Historical data and grade highlights
Legacy drilling from 1969–1970 returned several high-grade intercepts that confirm the polymetallic nature of the system. Noteworthy results include drillhole B-16 which reported 5.1m @ 6.6% Ni from 57.9m and contained a higher-grade sub-interval of 1.5m @ 15.0% Ni from 60.0m, with additional nickel mineralisation continuing to the end of hole. Drillhole B-6 intersected 9.35m @ 8.2% Zn+Pb & 0.4% Sb from 41.8m to end of hole. These intercepts demonstrate multi-element continuity, and the fact that only ~21% of the total core length was assayed at that time points to substantial upside in re-evaluation and re-sampling.
Surface precious metal indications
Recent surface work has identified gold and silver occurrences that were not systematically tested in the historical program. The rock-chip peaks of 5.7 g/t Au and 1,330 g/t Ag suggest discrete high-grade zones may exist near the historical drilling footprint or at shallow depths elsewhere across the licence. These findings broaden the project’s commodity exposure and support a multi-disciplinary follow-up that integrates soils, trenching and targeted drilling.

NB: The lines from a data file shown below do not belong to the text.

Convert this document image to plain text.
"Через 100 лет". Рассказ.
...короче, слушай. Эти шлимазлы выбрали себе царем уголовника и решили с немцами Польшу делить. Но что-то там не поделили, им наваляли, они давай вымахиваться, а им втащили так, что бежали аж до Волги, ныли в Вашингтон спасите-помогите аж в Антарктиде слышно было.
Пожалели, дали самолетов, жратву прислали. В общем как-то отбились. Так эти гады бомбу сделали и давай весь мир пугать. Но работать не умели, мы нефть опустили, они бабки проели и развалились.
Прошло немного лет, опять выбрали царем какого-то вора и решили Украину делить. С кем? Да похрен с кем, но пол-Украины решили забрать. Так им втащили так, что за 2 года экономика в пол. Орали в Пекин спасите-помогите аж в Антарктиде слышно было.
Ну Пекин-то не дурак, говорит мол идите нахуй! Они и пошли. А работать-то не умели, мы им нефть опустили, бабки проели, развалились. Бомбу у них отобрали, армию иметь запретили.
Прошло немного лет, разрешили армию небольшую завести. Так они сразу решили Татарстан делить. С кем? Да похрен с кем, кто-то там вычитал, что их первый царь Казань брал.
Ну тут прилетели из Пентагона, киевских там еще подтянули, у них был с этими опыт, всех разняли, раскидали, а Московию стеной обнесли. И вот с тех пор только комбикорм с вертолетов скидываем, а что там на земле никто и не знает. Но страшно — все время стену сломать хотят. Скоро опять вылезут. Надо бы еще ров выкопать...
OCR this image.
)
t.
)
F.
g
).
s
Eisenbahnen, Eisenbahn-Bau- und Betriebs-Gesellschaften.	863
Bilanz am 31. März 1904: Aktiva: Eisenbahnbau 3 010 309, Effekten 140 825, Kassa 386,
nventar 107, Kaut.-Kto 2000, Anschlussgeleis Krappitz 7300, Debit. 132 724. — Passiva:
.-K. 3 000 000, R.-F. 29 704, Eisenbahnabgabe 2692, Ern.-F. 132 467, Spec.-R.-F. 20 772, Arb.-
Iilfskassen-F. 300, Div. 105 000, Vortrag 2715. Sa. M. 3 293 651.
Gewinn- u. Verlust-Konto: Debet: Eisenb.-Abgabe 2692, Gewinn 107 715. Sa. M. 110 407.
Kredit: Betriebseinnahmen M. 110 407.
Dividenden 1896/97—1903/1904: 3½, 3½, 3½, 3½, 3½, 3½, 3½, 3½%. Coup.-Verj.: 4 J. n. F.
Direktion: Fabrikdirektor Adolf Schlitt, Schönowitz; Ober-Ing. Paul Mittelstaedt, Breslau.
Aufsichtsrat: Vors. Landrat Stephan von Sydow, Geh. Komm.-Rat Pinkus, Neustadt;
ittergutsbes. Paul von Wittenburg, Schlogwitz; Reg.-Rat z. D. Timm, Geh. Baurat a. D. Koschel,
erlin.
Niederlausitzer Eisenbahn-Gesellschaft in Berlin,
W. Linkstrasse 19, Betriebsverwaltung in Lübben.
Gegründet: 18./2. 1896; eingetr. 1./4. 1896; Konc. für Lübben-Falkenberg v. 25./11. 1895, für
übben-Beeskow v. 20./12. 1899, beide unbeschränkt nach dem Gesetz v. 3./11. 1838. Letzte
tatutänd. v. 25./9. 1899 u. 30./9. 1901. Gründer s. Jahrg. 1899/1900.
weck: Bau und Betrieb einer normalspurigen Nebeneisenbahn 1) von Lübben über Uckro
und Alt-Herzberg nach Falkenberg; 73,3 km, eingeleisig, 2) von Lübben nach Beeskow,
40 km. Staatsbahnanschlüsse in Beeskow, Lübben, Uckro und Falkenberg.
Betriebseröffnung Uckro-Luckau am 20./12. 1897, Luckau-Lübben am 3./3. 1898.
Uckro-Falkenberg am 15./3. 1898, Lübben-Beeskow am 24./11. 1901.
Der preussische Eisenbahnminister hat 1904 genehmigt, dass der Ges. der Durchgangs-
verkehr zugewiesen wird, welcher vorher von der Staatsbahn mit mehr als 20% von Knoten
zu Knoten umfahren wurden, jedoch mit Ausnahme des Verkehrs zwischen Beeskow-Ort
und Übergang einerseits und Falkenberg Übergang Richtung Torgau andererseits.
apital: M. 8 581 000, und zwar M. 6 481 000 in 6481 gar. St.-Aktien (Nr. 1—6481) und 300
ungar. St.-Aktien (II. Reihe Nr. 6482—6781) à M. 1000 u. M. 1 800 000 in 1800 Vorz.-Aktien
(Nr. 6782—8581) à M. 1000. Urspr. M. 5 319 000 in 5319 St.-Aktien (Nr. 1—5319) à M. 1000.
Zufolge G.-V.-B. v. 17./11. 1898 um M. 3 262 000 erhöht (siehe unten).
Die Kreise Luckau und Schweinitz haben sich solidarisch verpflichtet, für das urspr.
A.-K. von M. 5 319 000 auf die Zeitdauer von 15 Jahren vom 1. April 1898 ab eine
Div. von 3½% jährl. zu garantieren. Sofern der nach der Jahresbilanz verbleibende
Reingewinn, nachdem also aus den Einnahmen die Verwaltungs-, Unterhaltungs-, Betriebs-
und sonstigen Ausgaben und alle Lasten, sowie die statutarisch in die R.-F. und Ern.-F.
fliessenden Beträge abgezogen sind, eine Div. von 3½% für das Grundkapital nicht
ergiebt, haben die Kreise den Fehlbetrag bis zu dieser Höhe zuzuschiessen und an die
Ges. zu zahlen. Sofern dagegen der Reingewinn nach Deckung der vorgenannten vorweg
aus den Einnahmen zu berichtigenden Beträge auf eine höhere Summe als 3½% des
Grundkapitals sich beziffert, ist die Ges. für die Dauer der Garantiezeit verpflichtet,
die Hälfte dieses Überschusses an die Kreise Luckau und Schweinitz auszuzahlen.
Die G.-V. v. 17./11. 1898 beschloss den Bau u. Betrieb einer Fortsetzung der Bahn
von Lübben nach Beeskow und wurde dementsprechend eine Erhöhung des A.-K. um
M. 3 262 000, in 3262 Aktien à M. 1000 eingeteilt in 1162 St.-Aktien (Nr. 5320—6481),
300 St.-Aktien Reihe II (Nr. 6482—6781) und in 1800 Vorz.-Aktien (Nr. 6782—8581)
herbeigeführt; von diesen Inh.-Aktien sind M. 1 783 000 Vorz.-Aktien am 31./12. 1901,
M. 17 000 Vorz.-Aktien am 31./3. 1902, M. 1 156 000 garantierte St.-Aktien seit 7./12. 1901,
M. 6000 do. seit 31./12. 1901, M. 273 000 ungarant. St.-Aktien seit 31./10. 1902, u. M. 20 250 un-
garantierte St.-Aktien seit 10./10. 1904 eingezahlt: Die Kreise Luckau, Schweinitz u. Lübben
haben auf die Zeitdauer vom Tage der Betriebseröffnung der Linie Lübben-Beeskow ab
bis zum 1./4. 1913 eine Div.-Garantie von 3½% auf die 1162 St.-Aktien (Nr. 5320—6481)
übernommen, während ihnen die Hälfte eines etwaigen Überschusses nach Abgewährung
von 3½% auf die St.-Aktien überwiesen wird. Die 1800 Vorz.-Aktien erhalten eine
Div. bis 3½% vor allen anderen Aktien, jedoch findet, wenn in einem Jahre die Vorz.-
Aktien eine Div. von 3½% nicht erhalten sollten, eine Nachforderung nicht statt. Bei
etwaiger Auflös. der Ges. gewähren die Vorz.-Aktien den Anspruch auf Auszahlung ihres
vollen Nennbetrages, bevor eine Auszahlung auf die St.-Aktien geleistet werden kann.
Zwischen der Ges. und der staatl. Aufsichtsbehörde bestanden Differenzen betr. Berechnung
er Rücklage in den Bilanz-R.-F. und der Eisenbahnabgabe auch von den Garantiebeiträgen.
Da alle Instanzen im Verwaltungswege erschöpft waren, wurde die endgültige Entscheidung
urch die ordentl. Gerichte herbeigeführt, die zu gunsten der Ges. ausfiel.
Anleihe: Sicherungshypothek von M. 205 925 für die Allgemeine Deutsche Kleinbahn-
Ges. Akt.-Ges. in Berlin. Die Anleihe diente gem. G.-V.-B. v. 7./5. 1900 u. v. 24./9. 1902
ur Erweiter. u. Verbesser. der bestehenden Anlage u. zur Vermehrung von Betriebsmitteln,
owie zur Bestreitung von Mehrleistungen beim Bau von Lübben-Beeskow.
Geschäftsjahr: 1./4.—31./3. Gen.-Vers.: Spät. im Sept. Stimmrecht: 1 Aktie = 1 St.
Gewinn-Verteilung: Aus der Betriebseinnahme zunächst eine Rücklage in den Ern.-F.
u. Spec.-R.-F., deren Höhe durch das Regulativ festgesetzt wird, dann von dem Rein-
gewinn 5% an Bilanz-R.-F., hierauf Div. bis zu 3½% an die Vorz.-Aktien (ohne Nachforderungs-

Planned exploration pathway
Management has outlined a phased approach to progress the asset. Phase one focuses on resource validation — twin and confirmatory drilling of priority holes such as B-16, B-10 and B-9 to verify historical grades to JORC 2012 reporting standards, combined with multi-element assays including cobalt, gold and silver. Simultaneously, metallurgical testwork will assess processing routes and recoveries. Phase two targets resource expansion through extensional drilling and ground geophysics to refine and grow targets, while phase three moves toward compilation of a formal resource and preliminary economic assessment for potential open pit development scenarios.
Strategic relevance for Europe
The Petrovo project sits within a metallogenic belt that has delivered several important European deposits, positioning it as potentially strategic for local supply of critical minerals. The combination of battery-related metals such as nickel (and untested cobalt), base metals like zinc and lead, and precious metal credits could support diversified revenue streams and more resilient project economics. Proximity to existing infrastructure and European processing networks strengthens the asset’s development appeal amid heightened focus on regional supply chains for green technologies.
Yugo Metals’ Executive Director and Interim CEO, Petar Tomašević, described the approval as a defining moment that allows the company to advance what it regards as one of Europe’s higher-grade undeveloped polymetallic prospects. The company calls the outcome a potential “company making” milestone and has signalled further updates as exploration and drilling plans are rolled out. Investors and stakeholders can expect systematic confirmation work, multi-element assays and staged growth-focused exploration across the 10km² Petrovo tenement.